We are incredibly proud of these 130 people and all the ways they share themselves to grow human-life — health — on our planet Earth. They teach me what ‘yoga’ is all about, and I am grateful.

 

LOOKING TO THE YOGA-FUTURE:

Yoga used to be so expensive when we began in 2011…at least $15 for a drop-in class at a studio and $2000+ for yoga certification training.

Today, you can get trained as a yoga teacher online for $99 and in most cities you can find a free yoga class every night of the week almost year-round.

Yoga has become affordable for sure — and available in nearly every neighborhood community center and park.

Since the beginning of the pandemic, I transitioned to teaching more Bones for Life than yoga. Opportunity opened up thanks to Future Life Now’s global reach and people came running by the hundreds via Zoom.

And rather strangely, last year was the first year we didn’t host a yoga training since 2011. Someone would reach out every week about our yoga program but no one could get their toes to the starting line.

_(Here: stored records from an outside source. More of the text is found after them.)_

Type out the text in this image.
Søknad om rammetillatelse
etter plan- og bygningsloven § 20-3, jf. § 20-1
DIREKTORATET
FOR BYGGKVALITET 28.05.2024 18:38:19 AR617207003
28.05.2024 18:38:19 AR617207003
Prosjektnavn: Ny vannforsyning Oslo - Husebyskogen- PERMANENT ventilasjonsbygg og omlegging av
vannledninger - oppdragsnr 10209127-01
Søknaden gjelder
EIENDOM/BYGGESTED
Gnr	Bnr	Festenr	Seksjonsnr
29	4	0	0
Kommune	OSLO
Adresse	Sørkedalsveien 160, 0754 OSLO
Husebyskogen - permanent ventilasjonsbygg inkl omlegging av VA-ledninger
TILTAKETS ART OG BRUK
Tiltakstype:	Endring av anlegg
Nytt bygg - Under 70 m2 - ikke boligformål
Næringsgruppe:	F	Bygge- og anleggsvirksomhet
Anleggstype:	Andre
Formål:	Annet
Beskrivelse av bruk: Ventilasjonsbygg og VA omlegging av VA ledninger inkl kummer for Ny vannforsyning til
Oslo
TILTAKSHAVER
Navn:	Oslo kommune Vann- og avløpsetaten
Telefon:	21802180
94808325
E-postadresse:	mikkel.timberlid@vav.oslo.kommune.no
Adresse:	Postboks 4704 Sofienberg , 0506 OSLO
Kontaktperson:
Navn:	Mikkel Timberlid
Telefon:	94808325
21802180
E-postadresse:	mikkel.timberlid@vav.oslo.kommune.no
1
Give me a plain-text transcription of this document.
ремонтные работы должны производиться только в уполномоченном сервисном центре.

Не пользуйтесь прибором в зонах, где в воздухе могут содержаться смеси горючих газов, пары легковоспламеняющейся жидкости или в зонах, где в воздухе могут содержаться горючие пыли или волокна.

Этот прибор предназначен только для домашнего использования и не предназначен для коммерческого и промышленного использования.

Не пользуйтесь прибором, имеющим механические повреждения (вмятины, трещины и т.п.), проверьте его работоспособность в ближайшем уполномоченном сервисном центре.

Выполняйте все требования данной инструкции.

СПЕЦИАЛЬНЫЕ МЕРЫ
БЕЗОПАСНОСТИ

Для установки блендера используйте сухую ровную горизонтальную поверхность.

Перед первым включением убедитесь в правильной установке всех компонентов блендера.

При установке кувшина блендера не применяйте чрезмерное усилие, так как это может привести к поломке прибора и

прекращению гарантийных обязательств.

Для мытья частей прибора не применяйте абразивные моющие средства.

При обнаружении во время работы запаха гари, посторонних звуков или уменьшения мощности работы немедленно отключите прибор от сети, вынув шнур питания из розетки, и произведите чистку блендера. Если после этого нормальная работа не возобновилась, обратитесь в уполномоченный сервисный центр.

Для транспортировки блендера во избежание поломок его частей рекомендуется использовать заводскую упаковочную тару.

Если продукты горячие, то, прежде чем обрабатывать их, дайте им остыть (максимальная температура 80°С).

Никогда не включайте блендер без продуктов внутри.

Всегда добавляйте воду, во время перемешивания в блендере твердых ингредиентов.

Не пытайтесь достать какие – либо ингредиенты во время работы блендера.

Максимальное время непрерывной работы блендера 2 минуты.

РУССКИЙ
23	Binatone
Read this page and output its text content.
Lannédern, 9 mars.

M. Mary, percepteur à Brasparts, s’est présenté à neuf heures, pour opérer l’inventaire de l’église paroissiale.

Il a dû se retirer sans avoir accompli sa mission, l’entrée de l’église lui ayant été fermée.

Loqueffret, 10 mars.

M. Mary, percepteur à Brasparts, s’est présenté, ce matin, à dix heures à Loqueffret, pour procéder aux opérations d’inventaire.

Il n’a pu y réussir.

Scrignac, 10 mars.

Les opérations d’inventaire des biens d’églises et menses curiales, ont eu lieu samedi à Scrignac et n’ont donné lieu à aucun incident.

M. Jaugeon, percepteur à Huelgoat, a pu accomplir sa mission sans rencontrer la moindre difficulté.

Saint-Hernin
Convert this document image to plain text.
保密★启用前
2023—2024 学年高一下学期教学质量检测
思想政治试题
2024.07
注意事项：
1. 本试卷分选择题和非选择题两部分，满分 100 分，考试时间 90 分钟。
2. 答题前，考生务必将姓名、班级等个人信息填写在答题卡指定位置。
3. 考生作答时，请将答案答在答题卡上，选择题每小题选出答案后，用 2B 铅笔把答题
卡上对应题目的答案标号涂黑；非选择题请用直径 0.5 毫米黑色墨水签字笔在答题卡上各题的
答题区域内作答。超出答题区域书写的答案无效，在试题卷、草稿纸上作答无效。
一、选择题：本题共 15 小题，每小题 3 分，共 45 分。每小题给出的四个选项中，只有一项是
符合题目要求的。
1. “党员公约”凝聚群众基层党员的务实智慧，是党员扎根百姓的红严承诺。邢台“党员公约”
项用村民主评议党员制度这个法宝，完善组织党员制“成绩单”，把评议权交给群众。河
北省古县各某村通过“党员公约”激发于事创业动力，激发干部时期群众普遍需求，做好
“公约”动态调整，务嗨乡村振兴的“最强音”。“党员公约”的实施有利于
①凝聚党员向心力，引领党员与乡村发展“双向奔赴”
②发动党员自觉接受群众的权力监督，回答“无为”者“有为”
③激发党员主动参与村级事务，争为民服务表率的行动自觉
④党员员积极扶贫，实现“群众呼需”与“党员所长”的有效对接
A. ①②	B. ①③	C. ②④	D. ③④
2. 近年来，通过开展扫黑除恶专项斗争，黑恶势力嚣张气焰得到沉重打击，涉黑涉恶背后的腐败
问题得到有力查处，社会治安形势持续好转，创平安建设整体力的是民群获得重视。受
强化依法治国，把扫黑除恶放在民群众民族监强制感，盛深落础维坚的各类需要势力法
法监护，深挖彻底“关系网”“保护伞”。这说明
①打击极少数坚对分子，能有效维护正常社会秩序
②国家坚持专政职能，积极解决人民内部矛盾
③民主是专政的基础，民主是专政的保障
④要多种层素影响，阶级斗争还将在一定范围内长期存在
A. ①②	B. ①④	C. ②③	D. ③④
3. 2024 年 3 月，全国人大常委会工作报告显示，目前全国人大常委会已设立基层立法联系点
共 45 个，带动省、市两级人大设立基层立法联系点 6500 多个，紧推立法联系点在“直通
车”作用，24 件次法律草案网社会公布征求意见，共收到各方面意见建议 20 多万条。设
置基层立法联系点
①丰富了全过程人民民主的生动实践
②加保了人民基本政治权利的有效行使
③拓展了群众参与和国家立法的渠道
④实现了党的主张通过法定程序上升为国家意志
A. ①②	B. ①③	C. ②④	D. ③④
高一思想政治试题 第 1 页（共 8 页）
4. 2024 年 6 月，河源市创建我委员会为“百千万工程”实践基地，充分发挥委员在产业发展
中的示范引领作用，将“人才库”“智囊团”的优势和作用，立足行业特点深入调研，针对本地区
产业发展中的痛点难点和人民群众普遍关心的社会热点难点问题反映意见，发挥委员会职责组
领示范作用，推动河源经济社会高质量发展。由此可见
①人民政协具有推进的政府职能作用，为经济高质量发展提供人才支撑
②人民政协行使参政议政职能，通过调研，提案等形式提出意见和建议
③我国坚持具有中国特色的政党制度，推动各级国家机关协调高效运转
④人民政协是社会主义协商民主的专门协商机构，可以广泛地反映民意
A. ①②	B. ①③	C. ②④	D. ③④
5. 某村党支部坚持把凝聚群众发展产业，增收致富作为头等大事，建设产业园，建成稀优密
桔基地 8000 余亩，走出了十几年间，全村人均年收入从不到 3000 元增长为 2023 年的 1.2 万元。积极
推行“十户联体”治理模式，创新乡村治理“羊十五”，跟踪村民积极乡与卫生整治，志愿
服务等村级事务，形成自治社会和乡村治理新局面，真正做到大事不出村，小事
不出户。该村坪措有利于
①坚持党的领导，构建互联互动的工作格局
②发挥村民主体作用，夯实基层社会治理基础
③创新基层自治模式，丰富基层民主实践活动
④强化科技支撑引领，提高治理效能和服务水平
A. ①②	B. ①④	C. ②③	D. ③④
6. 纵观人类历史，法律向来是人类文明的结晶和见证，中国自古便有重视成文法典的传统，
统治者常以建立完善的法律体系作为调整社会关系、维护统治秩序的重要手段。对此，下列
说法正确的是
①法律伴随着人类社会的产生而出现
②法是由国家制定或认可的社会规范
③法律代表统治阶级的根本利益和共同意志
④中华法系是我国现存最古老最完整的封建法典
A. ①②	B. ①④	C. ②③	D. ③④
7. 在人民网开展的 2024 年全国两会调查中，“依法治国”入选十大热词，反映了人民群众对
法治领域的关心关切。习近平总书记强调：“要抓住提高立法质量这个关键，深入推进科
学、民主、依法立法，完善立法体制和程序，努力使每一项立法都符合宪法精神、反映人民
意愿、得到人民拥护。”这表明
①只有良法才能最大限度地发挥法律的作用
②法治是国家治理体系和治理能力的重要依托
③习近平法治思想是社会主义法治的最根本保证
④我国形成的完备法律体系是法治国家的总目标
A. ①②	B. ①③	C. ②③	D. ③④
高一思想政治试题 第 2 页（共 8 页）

Maybe we are being invited to a new way of exploring ‘yoga’ — maybe we’re being invited to be flexible with what we consider ‘yoga’ to be. After all, as CJ demonstrates in the photo below as she holds the book in which she contributed so wisely, Yoga is THE ALL!

I listen to those who complete a full 3-immersion Bones for Life training or even become Bones for Life teachers and they often talk about life and movement and learning self-care in ways that the heart of the yoga-tradition invites. It has made me curious, for sure, if things like Bones for Life and Healing Touch could be our newest ways to bring forward what the ancient teachings of yoga talk about.

Who knows what goodnesses VITALITY’s 13th year might invite…perhaps you’ll help us to to imagine new possibilities this Saturday at 3pm at our Open House conversation!